Die nie porträtierte Porträtfotografin

Eine junge Frau, es ist Marlene Dietrich als Jugendliche, schaut die Fotografin an

Autor: Michael Guggenheimer

Im Jahr 1930 gab es in Berlin gemäss Angaben des Berliner Adressbuchs 600 eingetragene Fotoateliers. Mehr als hundert wurden von Frauen geführt. Unter ihnen auch das 1913 eröffnete Atelier von Charlotte Joël und Marie Heinzelmann. Charlotte Joël hat so bekannte Personen wie Martin Buber, die 17jährige Marlene Dietrich (im Bild), Karl Kraus, Walter Benjamin mehrfach fotografiert. Und doch wissen wir nicht, wie die Fotografin selber aussah oder welche Kameras sie bei ihrer Arbeit verwendet hat.

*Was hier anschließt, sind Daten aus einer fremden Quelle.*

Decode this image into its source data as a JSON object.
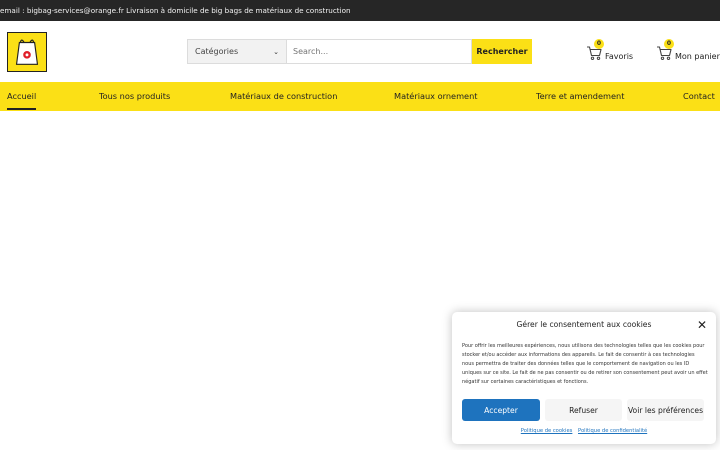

Ebenso wenig sind Negative aus ihrem Atelier erhalten geblieben. Auch ist nichts über ihre Schul- und Berufsausbildung bekannt. Während andere Fotografen zu jener Zeit die Porträtierten in deren berufsbezogene Umgebung stellten, verzichtete Charlotte Joël darauf. Bei ihr galten das Gesicht, die Ausstrahlung, die Person, aufgenommen wurden die Porträtierten im Atelier der beiden Fotografinnen ohne Kunstlicht. Breite Bekanntheit erfuhren ihre Porträts von Karl Kraus, die es auch als Postkarten gab. Wenn irgendwo noch heute Zeitungsredaktionen oder Buchverlage Portraits von Walter Benjamin oder Karl Kraus benötigen, dann greifen sie auf Fotos von Charlotte Joël zurück. Nach der Machtergreifung der Nazis musste Charlotte Joël ihre Teilhaberschaft am Atelier der nicht-jüdischen Kollegin Heinzelmann abgeben. Selten fotografierte sie noch im Atelier. Weshalb sie Deutschland nicht rechtzeitig verlassen hat, ist nicht bekannt. Fotografinnen wie Marianne Breslauer, Gisèle Freund, Lotte Jacobi haben hingegen Deutschland verlassen und konnten im Ausland wieder arbeiten und Bekanntheit erlangen. Charlotte Joël wurde 1943 verhaftet, landete zuerst im KZ Fürstenwalde und wurde von dort in das Vernichtungslager Auschwitz-Birkenau deportiert, wo sie im Alter von 56 Jahren ermordet wurde. Alles Wissen über sie, über ihre Bilder, erfährt man einzig durch ihre Arbeiten, über die Personen, die sie porträtierte, aus Briefen, Beschreibungen, Erinnerungen ihres Bekanntenkreises. Friedrich Pfäfflin ist in jahrelanger Arbeit dem fotografischen Werk von Charlotte Joël nachgegangen, im Wallstein Verlag (Göttingen) hat er mit Werner Kohlert, der der Biografie der Fotografin nachgegangen ist, unter dem Titel «Das Werk der Photographin Charlotte Joël » 200 Porträtaufnahmen von bekannten Persönlichkeiten publiziert.